Wilhem récupéra la bague et la fit glisser sur son doigt, au dessus de son gant noir. Ses lèvres tremblaient, sans que lui-même ne puisse déterminer pourquoi.
"...Je ne sais pas vraiment comment dire ça, mais... enfin, c'est plutôt que c'est assez embarrassant pour moi de l'avouer, mais... j'ai jamais vraiment eu d'amis. En dehors de ma famille, la seule personne qui savait qui j'étais réellement était Ariane, et j'imagine qu'elle ne faisait que semblant de me supporter pour ses propres objectifs. Je– nous– enfin, tu– tu es la première personne que je, euh... tu es... mon seul ami."
Wilhem grinça des dents.
"Ce que je veux dire, c'est... Merci. Pour tout. Et... garde la Soliera. Inutile de changer un plan qui a l'air de bien fonctionner, non ?"
Il y eut un instant de silence, qui sembla être une éternité dans l'esprit de Wilhem. En effet, celui-ci était en plein débat intérieur : devait-il sauter par dessus le pont, ou pouvait-il encore prétendre qu'il n'avait rien dit de tout cela ?
Alors que la balance penchait plutôt vers la première option, Lukas éclata de rire. Cette réaction inattendue – quoi que Wilhem ne s'était pas attendu à une quelconque réaction – surprit le jeune prince qui cligna des yeux pendant un moment, l'esprit vide de toute pensée.
"Bahahahah !" Lukas semblait vraiment trouver la situation hilarante. "Franchement, j'en peux plus de nous. Tu nous trouves pas super dramatiques, là, à se faire des confessions sous les feux d'artifices ? On est trop bêtes, hahahaha !"
Il était désormais presque plié en deux, et essuya une larme. "Non, sérieux, t'es un handicapé émotionnel, toi, ou quoi ?"
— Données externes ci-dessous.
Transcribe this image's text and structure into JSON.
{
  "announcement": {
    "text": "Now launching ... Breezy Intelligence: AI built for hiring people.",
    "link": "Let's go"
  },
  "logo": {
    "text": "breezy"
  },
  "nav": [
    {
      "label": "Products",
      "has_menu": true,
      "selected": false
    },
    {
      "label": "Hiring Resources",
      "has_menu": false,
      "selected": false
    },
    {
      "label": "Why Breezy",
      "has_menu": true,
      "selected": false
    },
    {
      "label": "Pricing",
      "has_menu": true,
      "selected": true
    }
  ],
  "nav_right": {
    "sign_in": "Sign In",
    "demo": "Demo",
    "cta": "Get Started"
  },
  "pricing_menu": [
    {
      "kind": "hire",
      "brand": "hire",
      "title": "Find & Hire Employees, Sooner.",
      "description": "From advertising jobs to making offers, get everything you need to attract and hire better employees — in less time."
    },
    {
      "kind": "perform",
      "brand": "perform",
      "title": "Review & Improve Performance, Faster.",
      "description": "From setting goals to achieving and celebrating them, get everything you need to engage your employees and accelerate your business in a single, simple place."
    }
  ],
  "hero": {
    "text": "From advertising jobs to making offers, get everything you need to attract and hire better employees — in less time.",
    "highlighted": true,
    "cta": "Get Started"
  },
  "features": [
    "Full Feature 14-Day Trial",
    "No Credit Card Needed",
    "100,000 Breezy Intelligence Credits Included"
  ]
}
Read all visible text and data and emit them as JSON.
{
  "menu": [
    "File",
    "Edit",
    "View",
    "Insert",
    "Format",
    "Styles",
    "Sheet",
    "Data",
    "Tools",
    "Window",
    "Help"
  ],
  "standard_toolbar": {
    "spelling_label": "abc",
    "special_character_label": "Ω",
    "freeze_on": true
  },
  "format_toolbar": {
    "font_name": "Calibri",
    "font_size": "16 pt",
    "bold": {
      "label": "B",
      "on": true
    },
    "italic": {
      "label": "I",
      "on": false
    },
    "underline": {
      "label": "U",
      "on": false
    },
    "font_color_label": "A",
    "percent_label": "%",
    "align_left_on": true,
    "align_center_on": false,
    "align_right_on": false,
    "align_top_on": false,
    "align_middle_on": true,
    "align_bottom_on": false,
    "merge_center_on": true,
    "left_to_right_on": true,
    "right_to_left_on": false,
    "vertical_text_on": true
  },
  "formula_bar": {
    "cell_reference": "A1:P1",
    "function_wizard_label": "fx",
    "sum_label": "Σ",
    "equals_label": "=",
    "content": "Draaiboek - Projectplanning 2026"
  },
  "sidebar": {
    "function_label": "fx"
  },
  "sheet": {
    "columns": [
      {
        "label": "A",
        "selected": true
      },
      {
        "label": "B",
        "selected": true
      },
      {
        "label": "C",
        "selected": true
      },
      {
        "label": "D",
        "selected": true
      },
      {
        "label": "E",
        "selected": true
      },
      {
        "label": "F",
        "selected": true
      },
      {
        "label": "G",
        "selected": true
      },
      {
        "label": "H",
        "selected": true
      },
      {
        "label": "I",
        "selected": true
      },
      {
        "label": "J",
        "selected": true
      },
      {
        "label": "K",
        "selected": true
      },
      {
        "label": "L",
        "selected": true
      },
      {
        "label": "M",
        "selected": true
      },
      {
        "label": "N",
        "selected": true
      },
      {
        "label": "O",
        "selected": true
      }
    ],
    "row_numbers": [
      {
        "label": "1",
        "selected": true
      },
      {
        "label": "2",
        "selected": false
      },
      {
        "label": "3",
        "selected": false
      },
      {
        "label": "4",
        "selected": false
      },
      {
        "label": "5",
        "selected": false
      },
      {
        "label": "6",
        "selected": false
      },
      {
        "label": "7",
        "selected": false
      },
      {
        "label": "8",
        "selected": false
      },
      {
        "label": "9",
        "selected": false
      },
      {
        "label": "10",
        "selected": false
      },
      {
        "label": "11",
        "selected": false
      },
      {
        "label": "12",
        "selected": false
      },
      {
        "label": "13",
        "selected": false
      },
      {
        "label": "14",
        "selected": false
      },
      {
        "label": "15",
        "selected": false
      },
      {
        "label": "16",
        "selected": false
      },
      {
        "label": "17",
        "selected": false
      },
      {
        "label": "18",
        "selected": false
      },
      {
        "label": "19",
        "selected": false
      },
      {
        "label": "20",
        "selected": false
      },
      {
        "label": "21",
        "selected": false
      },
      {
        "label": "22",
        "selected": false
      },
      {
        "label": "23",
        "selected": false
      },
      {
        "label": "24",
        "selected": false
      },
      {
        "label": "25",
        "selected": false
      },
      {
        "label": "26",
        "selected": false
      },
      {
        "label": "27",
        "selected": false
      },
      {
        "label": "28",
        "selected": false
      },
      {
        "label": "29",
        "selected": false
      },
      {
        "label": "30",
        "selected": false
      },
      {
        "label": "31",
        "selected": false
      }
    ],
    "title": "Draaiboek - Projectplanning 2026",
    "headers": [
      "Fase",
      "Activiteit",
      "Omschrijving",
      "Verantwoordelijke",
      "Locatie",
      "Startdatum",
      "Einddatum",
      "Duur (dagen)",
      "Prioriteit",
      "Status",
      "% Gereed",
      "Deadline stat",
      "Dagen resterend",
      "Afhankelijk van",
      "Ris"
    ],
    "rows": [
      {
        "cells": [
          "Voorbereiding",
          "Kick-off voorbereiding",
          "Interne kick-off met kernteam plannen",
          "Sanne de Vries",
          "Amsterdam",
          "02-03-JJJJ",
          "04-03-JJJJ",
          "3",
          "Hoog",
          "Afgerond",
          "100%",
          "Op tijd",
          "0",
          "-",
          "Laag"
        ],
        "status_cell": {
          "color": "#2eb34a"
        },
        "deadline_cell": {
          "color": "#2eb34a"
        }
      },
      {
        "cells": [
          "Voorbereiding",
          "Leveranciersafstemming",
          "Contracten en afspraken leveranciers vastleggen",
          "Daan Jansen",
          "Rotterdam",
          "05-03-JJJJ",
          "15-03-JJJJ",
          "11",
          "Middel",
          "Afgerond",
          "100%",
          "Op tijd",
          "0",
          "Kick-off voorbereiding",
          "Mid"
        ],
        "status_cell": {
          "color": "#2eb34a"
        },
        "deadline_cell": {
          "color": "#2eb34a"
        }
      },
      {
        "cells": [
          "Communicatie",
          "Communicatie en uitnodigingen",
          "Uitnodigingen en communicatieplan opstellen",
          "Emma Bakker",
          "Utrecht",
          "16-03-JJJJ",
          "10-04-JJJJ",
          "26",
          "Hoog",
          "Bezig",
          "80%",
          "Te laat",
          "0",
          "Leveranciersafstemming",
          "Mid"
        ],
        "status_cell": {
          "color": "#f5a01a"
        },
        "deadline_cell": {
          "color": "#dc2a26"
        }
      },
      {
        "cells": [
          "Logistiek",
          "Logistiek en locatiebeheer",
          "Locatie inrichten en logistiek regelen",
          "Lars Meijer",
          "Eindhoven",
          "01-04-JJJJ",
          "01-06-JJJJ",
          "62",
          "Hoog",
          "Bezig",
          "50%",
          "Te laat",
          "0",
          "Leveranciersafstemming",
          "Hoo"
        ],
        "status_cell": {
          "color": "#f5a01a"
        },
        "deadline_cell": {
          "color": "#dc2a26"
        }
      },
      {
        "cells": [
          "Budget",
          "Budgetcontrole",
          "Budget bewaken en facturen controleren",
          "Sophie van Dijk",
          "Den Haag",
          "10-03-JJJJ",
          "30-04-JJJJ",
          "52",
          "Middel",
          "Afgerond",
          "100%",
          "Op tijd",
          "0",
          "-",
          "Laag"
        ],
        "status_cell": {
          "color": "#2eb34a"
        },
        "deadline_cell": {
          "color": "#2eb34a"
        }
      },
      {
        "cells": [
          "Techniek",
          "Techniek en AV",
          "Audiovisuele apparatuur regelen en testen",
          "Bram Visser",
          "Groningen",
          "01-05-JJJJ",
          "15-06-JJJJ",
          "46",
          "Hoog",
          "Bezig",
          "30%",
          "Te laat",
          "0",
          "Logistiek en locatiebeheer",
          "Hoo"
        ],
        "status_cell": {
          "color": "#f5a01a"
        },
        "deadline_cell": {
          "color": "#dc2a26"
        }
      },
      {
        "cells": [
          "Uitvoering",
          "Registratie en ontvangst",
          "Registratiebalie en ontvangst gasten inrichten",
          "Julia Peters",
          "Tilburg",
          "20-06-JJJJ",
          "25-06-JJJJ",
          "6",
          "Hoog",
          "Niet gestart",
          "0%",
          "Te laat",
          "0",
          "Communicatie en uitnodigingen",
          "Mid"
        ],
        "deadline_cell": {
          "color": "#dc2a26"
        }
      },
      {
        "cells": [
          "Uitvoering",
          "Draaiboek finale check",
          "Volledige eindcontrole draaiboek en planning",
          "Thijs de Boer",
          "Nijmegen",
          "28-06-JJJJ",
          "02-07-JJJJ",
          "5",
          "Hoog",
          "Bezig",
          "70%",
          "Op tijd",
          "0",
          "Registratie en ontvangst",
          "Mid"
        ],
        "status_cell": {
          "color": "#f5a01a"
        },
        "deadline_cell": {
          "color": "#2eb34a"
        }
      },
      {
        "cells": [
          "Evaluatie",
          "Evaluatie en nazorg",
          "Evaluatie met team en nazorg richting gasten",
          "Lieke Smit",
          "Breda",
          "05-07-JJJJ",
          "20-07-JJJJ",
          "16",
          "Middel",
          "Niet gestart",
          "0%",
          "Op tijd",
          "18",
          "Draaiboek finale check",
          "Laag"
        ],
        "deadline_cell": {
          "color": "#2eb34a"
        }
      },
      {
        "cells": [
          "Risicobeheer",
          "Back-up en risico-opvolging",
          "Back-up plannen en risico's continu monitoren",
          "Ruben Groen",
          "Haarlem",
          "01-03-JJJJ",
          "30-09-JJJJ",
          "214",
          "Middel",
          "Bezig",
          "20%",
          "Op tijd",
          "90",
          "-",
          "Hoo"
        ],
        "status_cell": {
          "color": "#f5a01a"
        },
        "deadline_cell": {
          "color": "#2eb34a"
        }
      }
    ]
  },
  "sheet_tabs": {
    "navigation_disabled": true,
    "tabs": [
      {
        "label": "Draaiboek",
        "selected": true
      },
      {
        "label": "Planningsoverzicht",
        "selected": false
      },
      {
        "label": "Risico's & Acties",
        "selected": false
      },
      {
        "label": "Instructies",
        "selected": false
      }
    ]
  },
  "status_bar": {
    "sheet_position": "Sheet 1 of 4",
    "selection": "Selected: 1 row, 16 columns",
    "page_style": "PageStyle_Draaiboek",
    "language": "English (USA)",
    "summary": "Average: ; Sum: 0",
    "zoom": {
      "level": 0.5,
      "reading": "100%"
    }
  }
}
Wilhem eut la vague sensation qu'une telle réaction aurait dû le vexer, et il l'était probablement un peu, mais ce sentiment était dominé par une envie grandissante de se joindre au fou rire contagieux de Lukas.
"Tu t'es vu ?" protesta-t-il. "'Je ne suis pas sûr de pouvoir être pardonné...'" minauda le garçon dans une bien piètre imitation de son compagnon.
"On s'est bien trouvés, alors," rétorqua Lukas. Son fou rire semblait s'être calmé, mais il gardait un sourire joyeux aux lèvres. "J'imagine que ça doit être pour ça qu'on est devenus amis, alors."
"Probablement. Tu crois que—"
Wilhem ne lui laissa pas le temps de finir sa phrase. Il tacla son ami de toutes ses forces, et le sifflement d'un javelot qui fendait l'air se fit entendre juste à côté de son oreille alors que quelques gouttes de sang éclaboussèrent son visage, éraflant l'épaule de Lukas à l'endroit où se trouvait sa poitrine quelques secondes plus tôt.